With new legislation passed yesterday, Uruguay now has the claim of being the first legal nation on the planet to oversee the production and sale of marijuana.
It wasn’t too long ago, back in August, Uruguay House of Representatives passed the bill to legalize marijuana which also spurred their interest in Colorado’s recent legalization victory. Officials from the country visited Denver back in October to discuss regulation and state oversight that is currently being implemented for Colorado’s own state recreational distribution.
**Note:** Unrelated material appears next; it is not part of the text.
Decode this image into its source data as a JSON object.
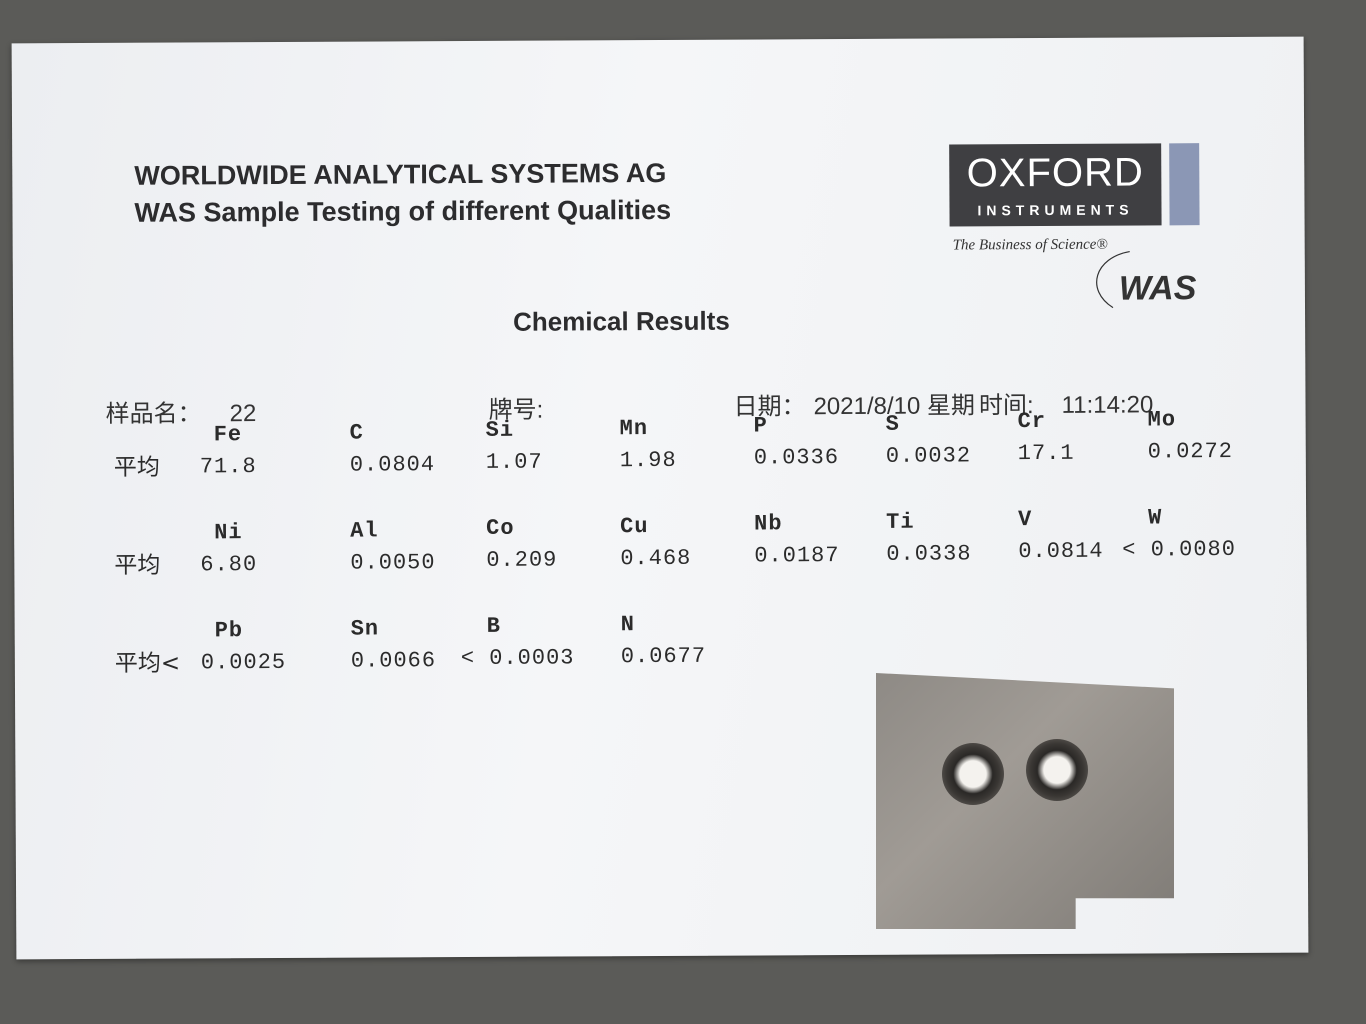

So when I say all eyes on Colorado for this social reform experiment, I can now safely say I was right about that, however, the eyes are now all on Uruguay.
So now that the Uruguay’s Senate has passed the bill that was approved by the House back in August to legalize, and President José Mujica has signed and announced that in the coming days this will become a reality, where do we go now. As much as I would like to think this was done for the reason of freeing this wonderful plant so that all can enjoy it’s many benefits, it’s true reason for its liberation was to only curb the increase of drug related violence in the region, nothing more. Will this effort actually do as it was intended to do, or will drug trafficking focus on harsher drugs for income?
Many of the citizens in Uruguay actually opposed this measure, but despite the public rejection, the leftist majority passed the law 16-13. Most of the citizens as well as the international community feared Uruguay would become the marijuana tourism capital of the world. This would all seem to be an irrational fear seeing as the new law only makes marijuana legal for citizens of Uruguay who can now enjoy the freedom of growing 6 plants for their own consumption.
Overall it’s going to be a push for other neighboring countries to consider similar legislation as marijuana trafficking moves out of Uruguay and amps up in neighboring countries. Hopefully this will be a positive for the country and it’ll show us just how ambitious the illegal drug trade can be.
Will we see a backlash from the illegal drug trade, will we see drugs like cocaine production increase to compensate for the loss of marijuana, or will Uruguay free itself from all drug related violence and push those criminals off onto neighboring countries…? Only time will tell but at least marijuana will be used for the good of a country rather than being the fuel for negativity and violence.